Moroccan Style Vegetable Pastilla

This Moroccon inspired vegetable pastilla is a magnificent dinner party show stopper.
There are a few stages to this dish but nothing complicated in the least. It is absolutely worth it.

The wonderful blend of vegetable dried fruit and nuts with creamy chick pea puree and crisp pastry will have guests swooning.

Serves6 Origin North Africa and Middle East
Preparation 30 mins Heat rating (Mild)
Cooking 1hr Ease (Average)
Vegetarian Yes

Ingredients

tsp Ground Cinnamon, organic
1 tsp Coriander seeds, organic
1 tsp Ground Cumin, organic
1 tsp Cumin seeds, organic
1 tsp Sweet Paprika, organic
8 tbsps olive oil
900g squash (pumpkin, pottimarron, or butternut) peeled and cut into small chunks (about 2cm)
12 shallots , quartered
4cm piece root ginger , finely chopped
140g whole blanched almonds
140g shelled pistachios
75g cranberries or blond raisins
4 tbsp clear honey
225g fresh spinach

400g can chickpeas , drained and rinsed
2 garlic cloves
3 tbsp lemon juice
4 tbsp chopped fresh coriander

100g butter
8 large sheets of filo pastry
lemon wedges to serve

FOR THE HARISSA YOGURT SAUCE
200g Greek yogurt
2-4 tbssp milk
3 large sprigs mint , leaves chopped
2-3 tbsp harissa paste

Preparation

Preheat the oven to 180C. Dry fry the seeds briefly in a small pan over a medium heat until toasty - don't let them burn. Grind coarsely using a pestle and mortar (or a bowl and the end of a rolling pin), mix in the paprika, cinnamon, 2 tsp salt and 4 tbsp oil. Tip the squash into a roasting tin, pour over the spiced oil and toss. Roast for 20 minutes.
Meanwhile, heat 2 tbsp of oil in a frying pan, add the shallots and cook, stirring, until they start to brown. Stir in the grated ginger and 100g of the almonds and pistachios. When golden brown, add in the cranberries or raisins, 2 tbsp honey, and the spinach so it wilts. Take off the heat and stir into the squash, when it comes out of the oven. Set aside.

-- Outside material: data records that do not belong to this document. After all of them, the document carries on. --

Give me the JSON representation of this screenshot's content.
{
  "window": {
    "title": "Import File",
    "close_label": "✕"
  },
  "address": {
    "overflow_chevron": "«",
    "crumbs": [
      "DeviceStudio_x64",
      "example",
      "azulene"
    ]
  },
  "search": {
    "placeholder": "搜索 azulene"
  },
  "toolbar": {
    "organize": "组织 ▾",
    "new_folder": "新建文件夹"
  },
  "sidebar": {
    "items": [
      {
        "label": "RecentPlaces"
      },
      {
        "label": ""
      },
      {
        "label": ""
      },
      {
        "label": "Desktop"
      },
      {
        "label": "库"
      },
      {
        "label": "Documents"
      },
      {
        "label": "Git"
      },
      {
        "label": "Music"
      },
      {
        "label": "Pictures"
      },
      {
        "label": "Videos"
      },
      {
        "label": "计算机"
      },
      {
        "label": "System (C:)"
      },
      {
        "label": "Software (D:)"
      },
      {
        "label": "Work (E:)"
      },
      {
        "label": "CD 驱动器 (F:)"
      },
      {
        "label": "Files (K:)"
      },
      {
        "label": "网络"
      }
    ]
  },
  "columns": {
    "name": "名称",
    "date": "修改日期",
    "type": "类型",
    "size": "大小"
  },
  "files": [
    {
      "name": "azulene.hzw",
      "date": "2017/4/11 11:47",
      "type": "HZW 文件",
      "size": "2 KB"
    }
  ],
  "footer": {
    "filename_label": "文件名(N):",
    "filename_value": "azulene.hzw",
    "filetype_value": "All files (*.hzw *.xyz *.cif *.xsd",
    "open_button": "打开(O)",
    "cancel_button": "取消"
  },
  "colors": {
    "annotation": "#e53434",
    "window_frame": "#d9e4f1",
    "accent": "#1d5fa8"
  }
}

In a food processor, whizz the chickpeas with the garlic, cumin, remaining oil, lemon juice, 2 tbsp water and salt and pepper to make houmous. Stir in the fresh coriander.
Melt the butter in a small pan. Put a loose-bottomed 28cm quiche tin on a baking sheet and brush with some butter. Keeping the filo covered with a damp cloth so it doesn't dry out, lay one sheet over half of the tin so that it hangs over the edge by about 10cm. Lay another sheet on the other side, so it overlaps the first in the centre and hangs over the opposite edge. Brush with melted butter. Lay two more filo sheets in the opposite direction in the same way and brush with more butter.
Build up two more layers in this way, so you use a total of eight sheets of filo. Pile half the squash mixture in the centre of the pastry. Spread over the houmous and then the rest of the squash mixture.One at a time, bring the edge of each filo sheet up to the centre to cover the filling, creating voluptuous folds as you go. Brush carefully with more butter. (If making a day ahead, cover now with cling film and chill. When ready to bake remove the pie from the fridge at least 30mins before baking.)

Bake for 30-35 minutes, until crisp and golden. Just before the pie is ready, reheat any remaining butter in the pan, tip in the rest of the nuts and fry until golden. Spoon in the 2 remaining tbsps of honey and, when it melts, take off the heat and pour over the pie.
Serve with Harissa yogurt sauce (mix the yogurt and milk together to make a thin sauce, stir in the herbs and season. Swirl in harissa to taste) and lemon wedges.